Merkez Bankası, reel kur endeksi hesaplıyor. Merkez Bankası bu hesabı 2003 baz yılına göre yapıyor. Ayrıca gelişmiş, gelişmekte olan ülkeler ve ortalaması olarak hesaplıyor. Bu endeksler, Türkiye deki fiyat seviyesinin dış ticaret yaptığımız ülkelerdeki fiyat seviyesine oranıdır. Bu oran geometrik ortalama olarak hesap edilmektedir. Ortalamaya 22 gelişmiş ve 15 gelişmekte olan ülke girmektedir.
Merkez Bankası reel kur endeks değeri 100 ‘ün üstüne ise TL aynı oranda değerli demektir. Başka bir ifade ile, Türk mallarının yabancı mallar cinsinden fiyatının yüksek demektir.
Merkez Bankası en son 14 ocak 2014 tarihli reel kur endeksini açıkladı. 14 ocakta TÜFE bazlı ortalama reel kur endeksi yüzde101.23 tür. 14 ocak 2014 tarihinde dolar kuru 221.69’dur. Yani 14 ocakta TL hala yüzde 1.23 oranında değerlidir.
Diğer ülkelerin ocak ayı enflasyon ortalamasını bilmiyoruz. Türkiye de ise Ocak ayında TÜFE oranı yüzde 1.98 oldu. Bu farkı farazi olarak yüzde 1 kabul edersek , bu demektir ki , reel kur endeksi hesabına göre Ocak ayı sonunda dolar kurunun yaklaşık olarak 2.27 lira olması gerekir. 31 ocakta dolar kuru da 2.27 idi. Yani bu fiyatta reel kur dengesi sağlanmış demektir.

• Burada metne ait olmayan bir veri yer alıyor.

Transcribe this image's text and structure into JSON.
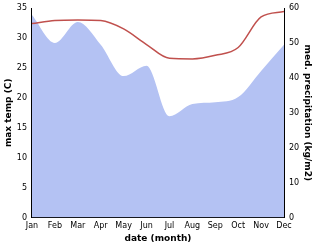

Sonuç olarak , Kurların bu günkü seviyesi normal seviyelerdir. Geçmiş yıllarda kurlar ,sıcak para ve Merkez Bankası tarafından baskı altında olduğu için TL aşırı değer kazandı. Bu nedenle yerli mallar yabancı mallar karşısında fiyat açısından rekabet edemedi. Üretimde kullanılan aramalı ve hammadde daha ucuza geldiği için , içerde fabrikalar kapandı ve üretimde aramalı ve hammadde olarak ithalat oranı yüzde 70 oldu.
Bu gün kur dengeye geldi… Artık ithal aramalı ve hammadde yerine içerde üretmek daha avantajlı oldu. Ne var ki ara malının bir kısmı zorunlu olarak ithal ediliyor. Çünkü içerde aynı teknoloji yok. Büyük bir kısmı ise içeride üretilebilir. İthalat yerine ikame edilebilir. Bunun için fabrikaların devreye girmesi ve yeni yatırımların ve ilave yatırımların yapılması gerekir. Nereden bakarsanız bakın bu süreç birkaç yıl alır.
Bu noktada Hükümetin devreye girmesi, süreci hızlandırması ve içerde ikame aramalı ve hammadde üretimine ayırıcı destekler vermesi gerekir.
2014 yılının zor bir yıl ve hatta bu güne kadar yaşadığımız en zor yıl olacağı açıktır. 2014 enflasyon oranı yüzde 12 ‘nin üstüne çıkabilir. Dış borçlarda sorun çıkabilir.
Özellikle, 130 milyar dolar tutan bir yıldan kısa vadeli dış borçların çevrilmesinde zorlanabiliriz. Bunun bir nedeni çıkan yabancı sermaye değil, gelmeyen yabancı sermaye olacaktır. Kurlar bu seviyeye gelince , düşük kurdan girmiş sıcak paranın bu günkü kurdan çıkması kendi zararına olur. Bu nedenle sıcak para çıkışı yok ve fakat yeni girişlerde yoktur.
Dış borçlarda Türkiye yi zora sokacak ikinci bir neden , Büyüme oranın düşük olması ve ekonomide istikrar sorunu yaşanmasıdır. Büyüme oranı dış borç ödeme kapasitesini etkiler. Büyüme oranın düşük olması dış borç ödeme kapasitesini de düşürür. Ayrıca İstikarsız ekonomilerde dış borç bulmak hem daha zor hem de daha pahalıdır.
Son olarak bu günkü siyasi sorunlar da işin tuzu biberi oluyor.
Merkez bankası faizleri baştan artırmadı… Sonradan etkisi daha az oldu. Şimdi hükümet ekonomide herhangi bir sorun olmadığını , bu nedenle de herhangi bir önleme gerek olmadığını söylüyor. Bu noktada ekonomi sorunlardan daha çok siyasi hedefler , mahalli seçimler ön plana çıkıyor. Bir önlem almak siyasi açıdan bir sorun olduğunu kabul etmek demektir. Ne var ki geç önlem almanın ülkeye ve halka maliyeti daha yüksek olacaktır.